Modelo de Hare: semelhante ao CID e ao de Cleckley
É importante saber que os critérios da CID-10 (Classificação Internacional de Doenças) para psicopatia são semelhantes aos itens do PCL-R, proposto por Hare. Além disso, como pudemos constatar, também se assemelham à concepção original de psicopatia proposta por Cleckley.
Causas da psicopatia
Já vimos como um psicopata pensa e age, mas sabemos por que alguém se torna um psicopata? Um psicopata nasce ou se faz? Vários modelos foram propostos para explicar por que uma pessoa é um psicopata.
Múltiplas causas envolvidas
Esses modelos referem-se a uma visão tanto neurofisiológica quanto bioquímica ou psicossocial. Até o momento, os modelos causais de psicopatia mais relevantes são aqueles que afirmam:
- Disfunção do lobo frontal: manifestada por uma falha em suprimir, modificar e eliminar respostas que não são mais adaptativas.

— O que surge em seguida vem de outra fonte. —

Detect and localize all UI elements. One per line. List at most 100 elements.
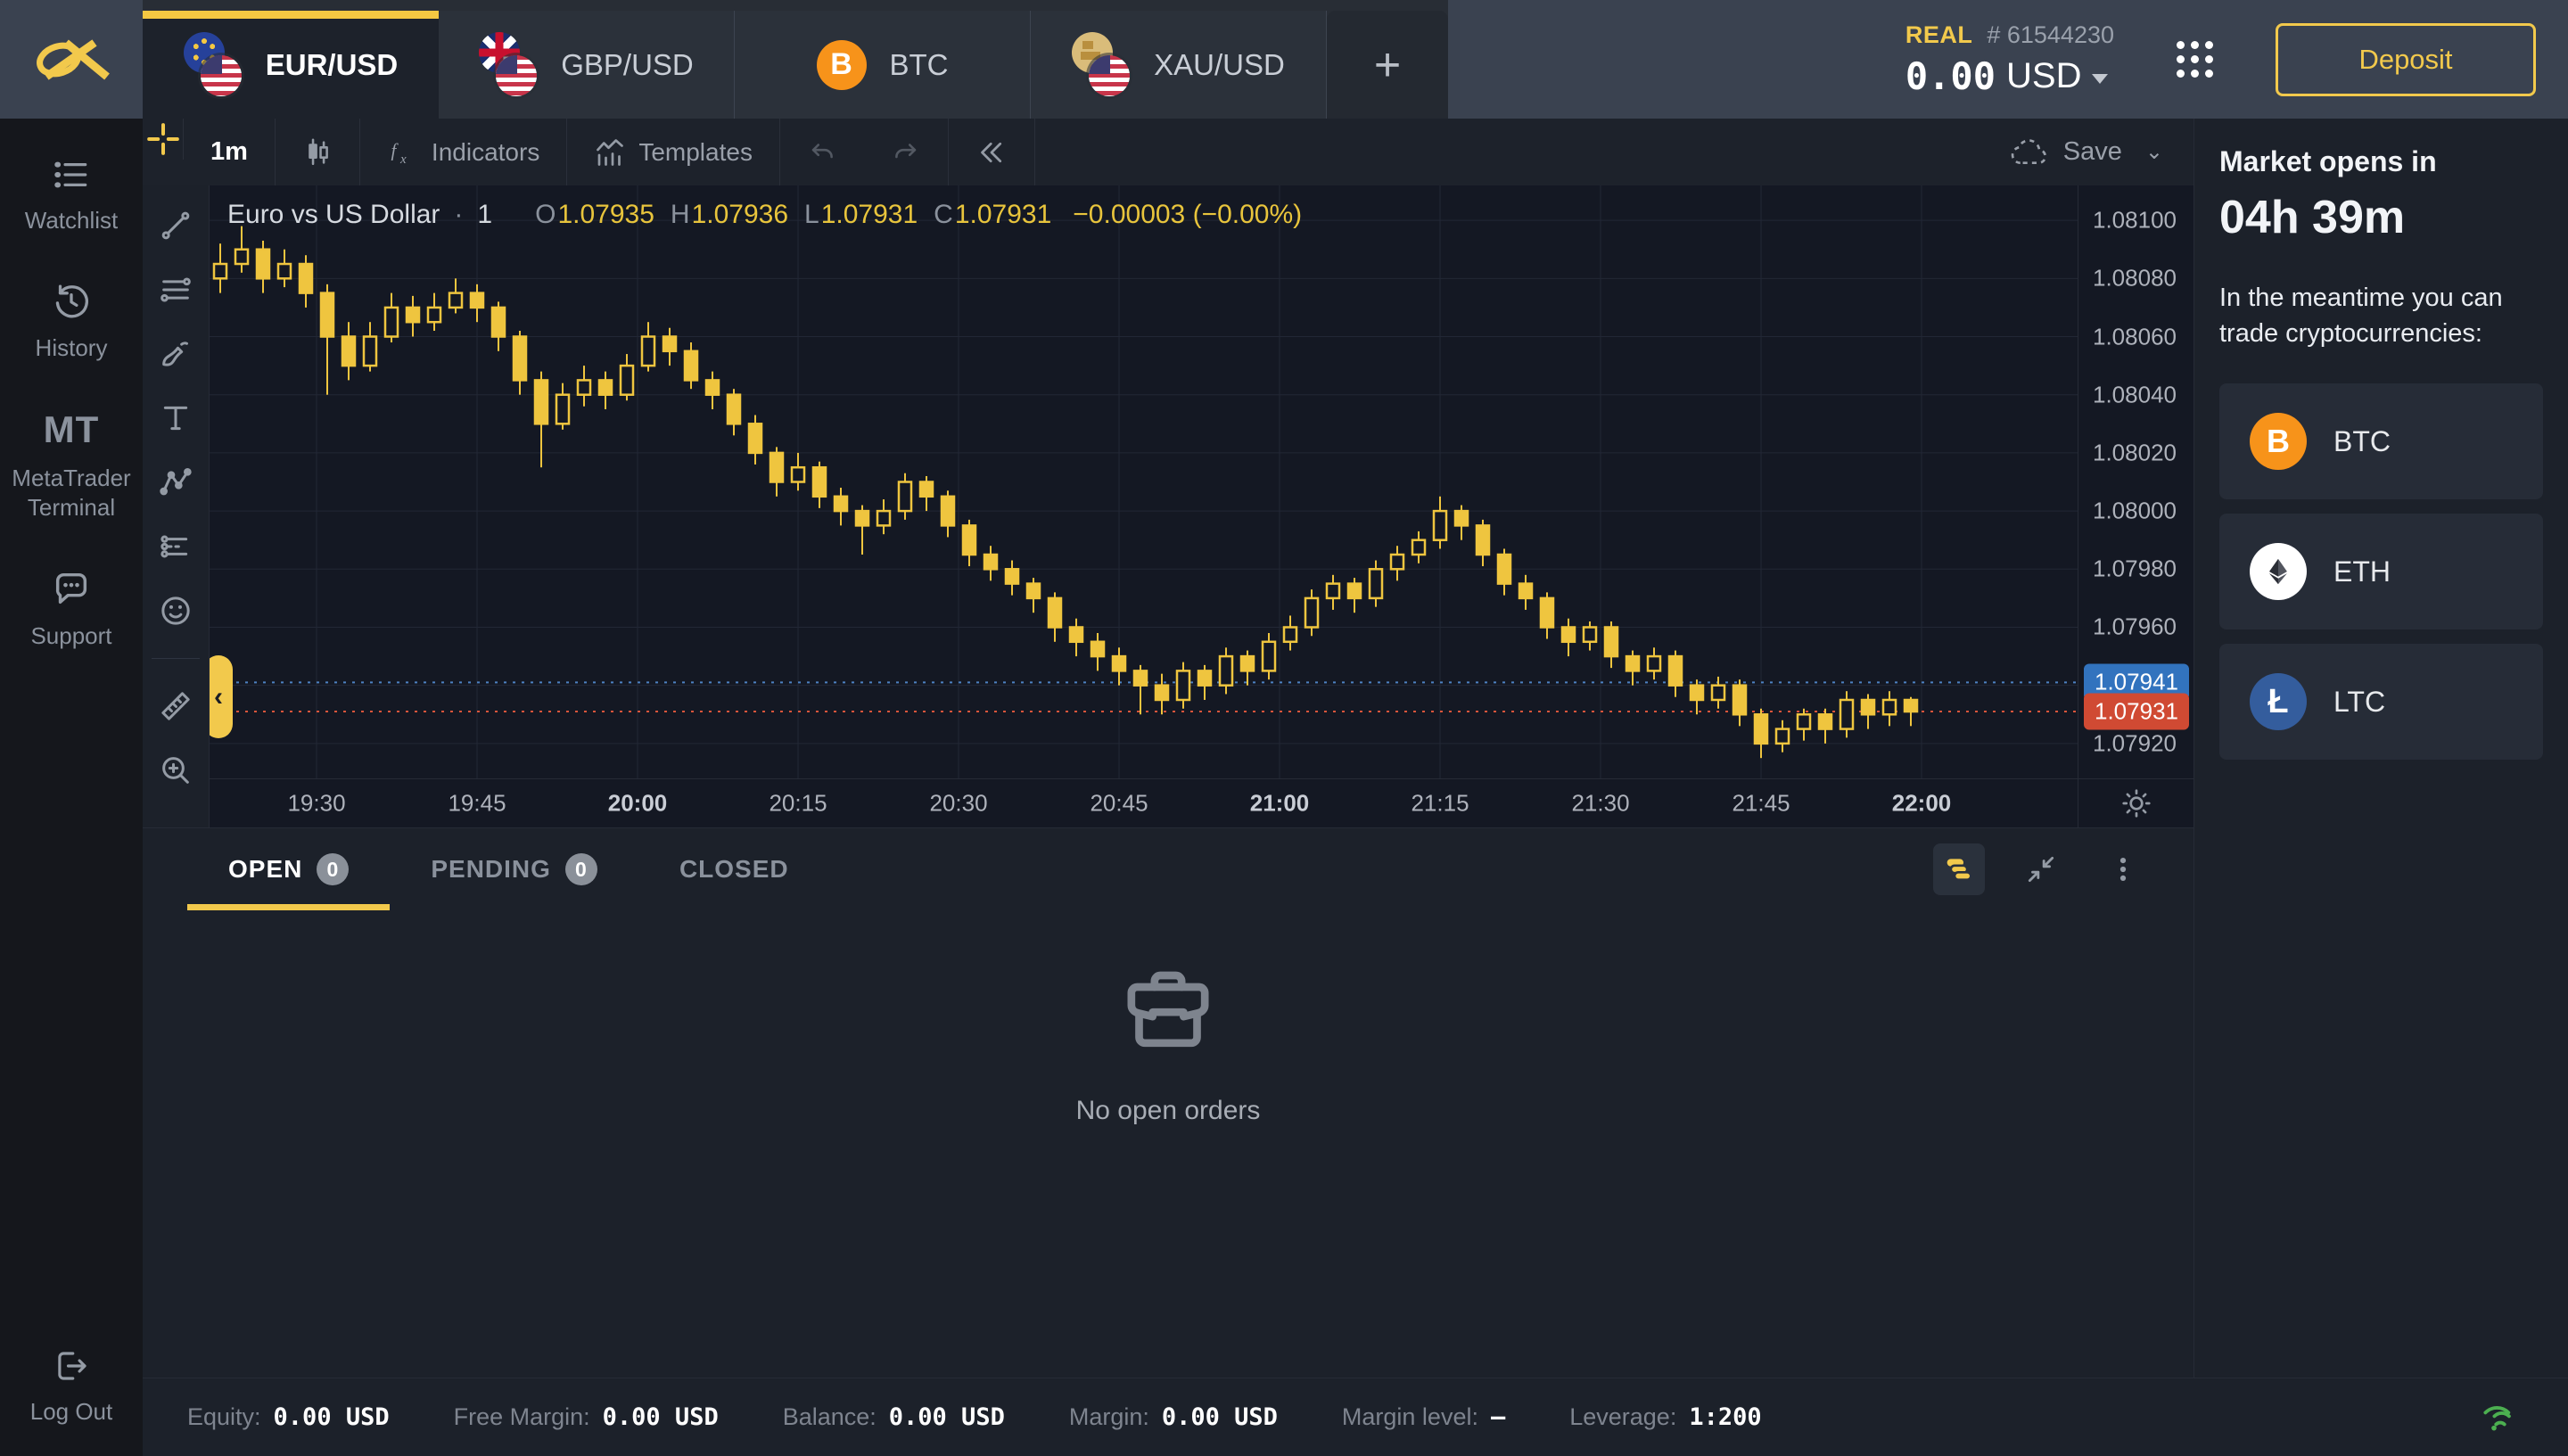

- Imaturidade cortical: na psicopatia, observa-se um uso incomum da linguagem, que assume um papel reduzido na mediação e regulação do comportamento.
- Diminuição da atividade serotoninérgica: tem sido relacionada aos comportamentos impulsivos do psicopata, com sua incapacidade de responder ao castigo e com uma alteração emocional.
- Baixa ativação cortical e necessidade de estimulação: isso facilitaria a aquisição de padrões comportamentais criminosos.
- Déficit de aprendizagem de evitação comportamental: há um déficit na antecipação e condicionamento das respostas de medo.
- Déficits nos mecanismos de inibição comportamental: De acordo com Gray (1983), a psicopatia é o resultado de um forte sistema de ativação comportamental e um fraco sistema de inibição comportamental.
Socialização, meio ambiente e família
Ao nível da socialização e práticas relacionadas com o ambiente familiar e educação, encontramos:
- Influência das práticas de socialização: segundo Gough (1948), desenvolve-se no ambiente familiar um déficit na assunção de papéis e uma incapacidade de se colocar no ponto de vista do outro.
- Influência do ambiente familiar: McCord (1983) sugere que a rejeição dos pais e a inconsistência na punição podem estar na base da psicopatia.
Um distúrbio muito complexo
Como vimos, a psicopatia é um transtorno complexo, atualmente associado ao transtorno de personalidade antissocial. Todos os tipos de fatores estão envolvidos em sua etiologia, e ainda há muito a ser investigado nessa área.
Por outro lado, é importante começar a quebrar mitos e estereótipos associados à psicopatia, porque nem todos os psicopatas são criminosos e nem todos os criminosos são psicopatas.